Law report citations
Media neutral citation
[2006] ZWBHC 68

                                                                                    Judgment No. HB 68/06

                                                                                    Case No. HC 1130/06

X-Ref HC 1865/05; 2378/05; 1155/06




















Advocate P Dube,for first and second applicant

M Ncubefor first respondent


NDOU J:       This is an application for stay of  execution.  It is common cause that following a judgment of this court entered in default against the applicants herein on 6 April 2006, a writ for the ejectment of the applicants was issued.  Second respondent gave notice that the writ would be executed on 29 May 2006.  It is common cause that on 29 May 2006, and despite a copy of the current application being brought to his attention, second respondent executed the writ, and ejected the applicants from the property.  The provisional order sought in this application did provide, however, for restoration of the applicants to the property, in the event that, as happened the eviction would have been carried out at the time of arguing this application.  Applicants’ prayer, therefore is now for restoration to the property, pending the outcome of this application for

                                                                                                                        HB 68/06

rescission of judgment, and of the main matter, should rescission of judgment be granted.  An application for rescission has already been filed of the record under case number HC 1155/06.

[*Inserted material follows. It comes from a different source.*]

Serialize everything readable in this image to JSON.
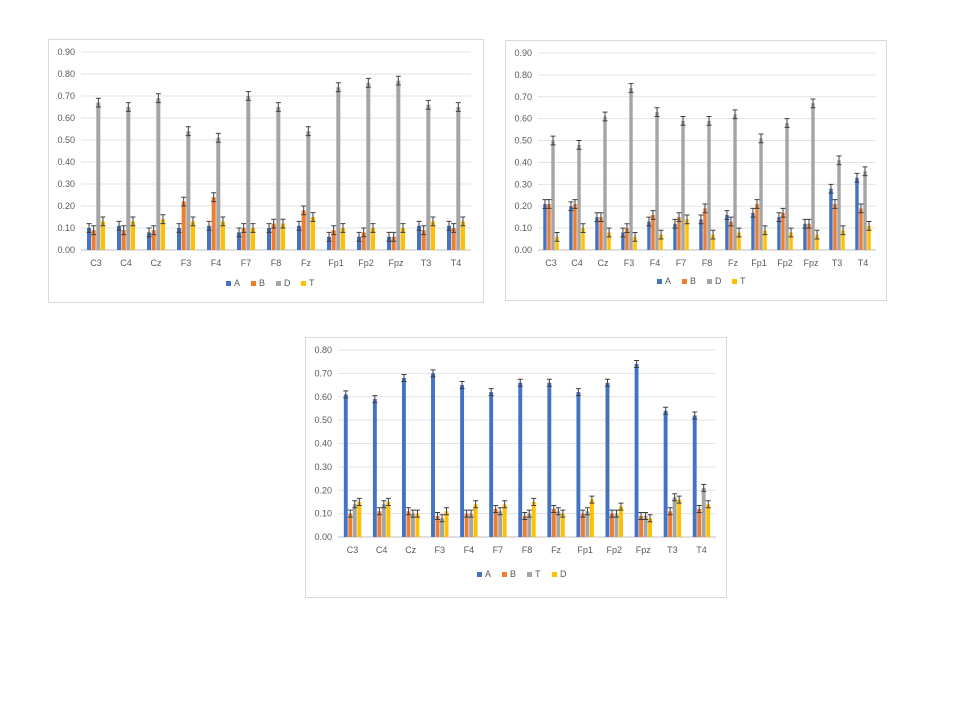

That this court has power to suspend execution of its own judgment is trite law – Cohen v Cohen 1979(3) SA 420 (R) and Mupini v Makoni 1993(1) ZLR 80(S).  The court has wide discretion in such matters – Santam Ins Co Ltd v Paget (2) 1981 ZLR 132 (G) at 134-5; Chibanda v King 1983(1) ZLR 116(H) at 119C-H and Strime vStrime 1983(4) SA 850(C) at 852A.  From the papers it is evident that there is real hardship to the applicants.  First, the property has been used as a residential property for second applicant, a director of first applicant.  There is clear prejudice to him if the eviction is allowed to remain final pending the outcome of the application for rescission.  Second applicant remains without a residence, and damage to his household furniture and effects is likely.

Second, first respondent, who lives in Bulawayo, does not appear to have personal need of the property, which is in an up market residential area in Harare.  There is a high demand for residential properties in Harare.  Therefore, it is not likely that first respondent will keep the property vacant pending the outcome of the application for rescission of judgment.  If another tenant is, as is highly probable, placed in the property, it would be very difficult to restore applicants to the property should the rescission of judgment be granted.  Where such likelihood of real hardship is demonstrated, the court is likely to exercise its discretion in favour of the granting of the stay of execution.

                                                                                                            HB 68/06

Further, the founding affidavits in both this application and the cross-referenced application for rescission of judgment show that applicants have seemingly good bona fide defence to first respondent’s claim for eviction and ancillary relief.  From the papers it would appear that the factual allegations upon which first respondent’s claims for eviction are based have been disputed.  The alleged damage to the property has been denied.  First respondent had alleged damage to both the interior and the exterior of the property by the applicants.  These allegations met not only with unequivocal denials, but also with evidence in rebuttal.  A sworn statement has been placed before this court, from a neutral party, being the estate agent.

Further, failure or default in payment of rentals, another ground upon which first respondent sought eviction, has also been denied.  Applicants have demonstrated that there was no refusal to pay rentals.  Some rentals were paid to first respondent’s agent.  This agent, at some point, failed to account to his principal.  The result of that was not a default by the applicants in the payment of rentals.  Further, applicants demonstrated that, following the clear breakdown of civil relations between the parties, particularly second applicant and first respondent, first respondent refused to accept rental payments.  Cheques issued and mailed by the first applicant in payment of rentals have not been banked by the first respondent.

On the default, the papers show that the applicants’ legal practitioner was away writing examinations when the first respondent’s

                                                                                                                        HB 68/06

heads of argument were served.  The applicants’ heads were filed out of time by a single day out of the ten day period stipulated in Rule 238(2a).  In the circumstances, there cannot be drawn an inference that applicants were in wilful default – V Saitis & Co v Fenlake (Pvt) Ltd 2002(1) ZLR 378(H) ZIMBANK v Masendeke 1995(2) ZLR 400 and Hutchinson v Logan 2001(2) ZLR 1.

Accordingly, there is a good chance that the application for rescission of judgment will be granted.  In that event, applicants would have suffered prejudice and injustice in that it would be hard, if not impossible, to, after the rescission of judgment, restore them to the premises.  The applicants have made a prima facie case for the granting of the provisional order.

Accordingly, I grant the provisional order in terms of the draft.